スルホニル尿素薬を長く使っている場合、一気にDPP-4阻害薬のみの使用に切り替えると、血糖コントロールが悪くなることがあります。ただし、初めて糖尿病の薬を使う人では、DPP-4阻害薬だけを用いることがよくあります。

 

 

インスリン製剤は、膵臓のインスリン分泌が低下した場合に自分で注射してインスリンを補うものです。一般に、糖尿病が進行し、膵臓のインスリン分泌が低下してから開始します。しかし、膵臓のインスリン分泌に余力があるうちに行うほうが血糖をコントロールしやすいので、最近は早めに始める方向にあります。

 

糖尿病の初期には血糖値が急激に高くなることがありますが、その場合は一時的にインスリン注射を行い、膵臓を休ませることもあります。その後はインスリン製剤の使用を中止することも可能です。

 

健康な人のインスリン分泌に近づけるためには、1日3〜4回の注射が理想的です。例えば、毎食後の血糖上昇を抑えるために、「速効型」や「超速効型」のインスリン製剤を食前に注射し、食前の血糖コントロールのために、寝る前か朝に「持効型」のインスリン製剤を注射します。
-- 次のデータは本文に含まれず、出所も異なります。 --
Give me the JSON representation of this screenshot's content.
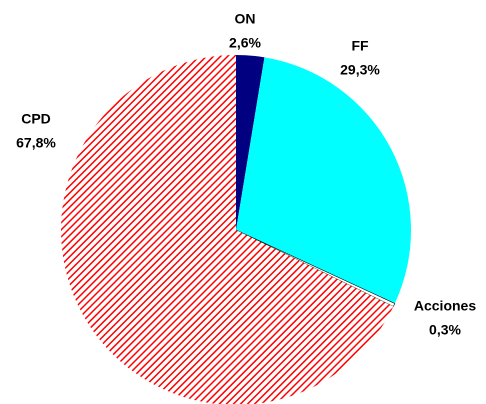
{
  "chart_data": {
    "type": "pie",
    "categories": [
      "ON",
      "FF",
      "Acciones",
      "CPD"
    ],
    "values": [
      2.6,
      29.3,
      0.3,
      67.8
    ],
    "value_labels": [
      "2,6%",
      "29,3%",
      "0,3%",
      "67,8%"
    ],
    "colors": [
      "#000080",
      "#00ffff",
      "#ffffff",
      "#ff0000"
    ],
    "hatched": [
      false,
      false,
      false,
      true
    ]
  }
}
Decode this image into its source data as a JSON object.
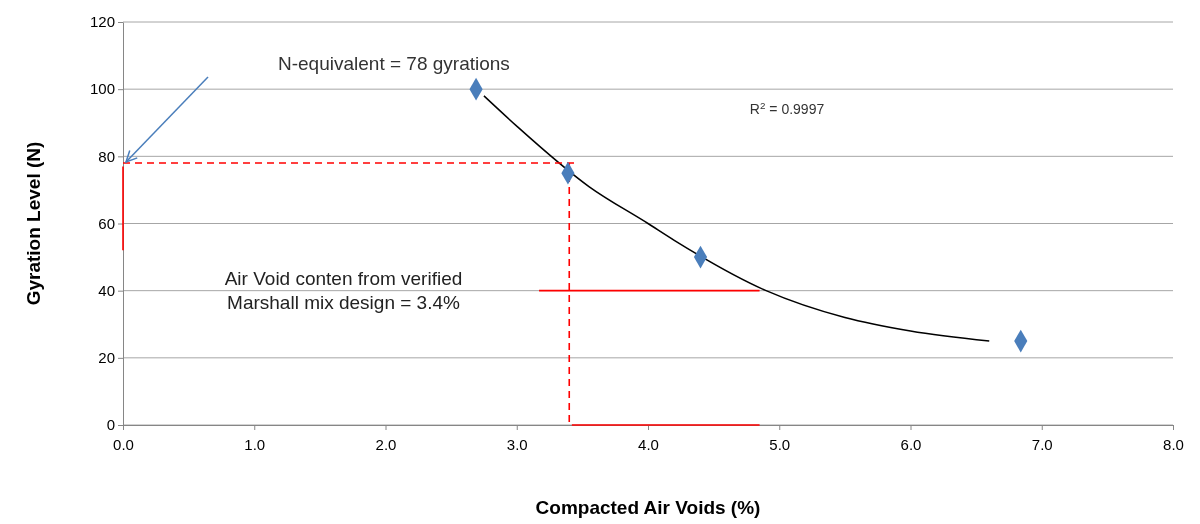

それが難しい場合は、1日に1〜2回の注射で対応することもあります。

 

 

インスリン注射を1日に1〜2回行っている患者さんでは、食後の血糖値の上昇を抑えるためにDPP-4阻害薬を併用することがよくあります。インスリン注射単独に比べて、低血糖が起きにくく体重も増えにくいメリットがあります。

 

最近では、GLP-1受容体作動薬との併用も可能になりました。食前の血統コントロールは持効型インスリン製剤で、食後の血糖値の上昇はGLP-1受容体作動薬で抑えます。どちらも朝1回注射をします。インスリン製剤の使用をやめてGLP-1受容体作動薬のみに替えるのは、血統コントロールが悪化することが多いので勧められません。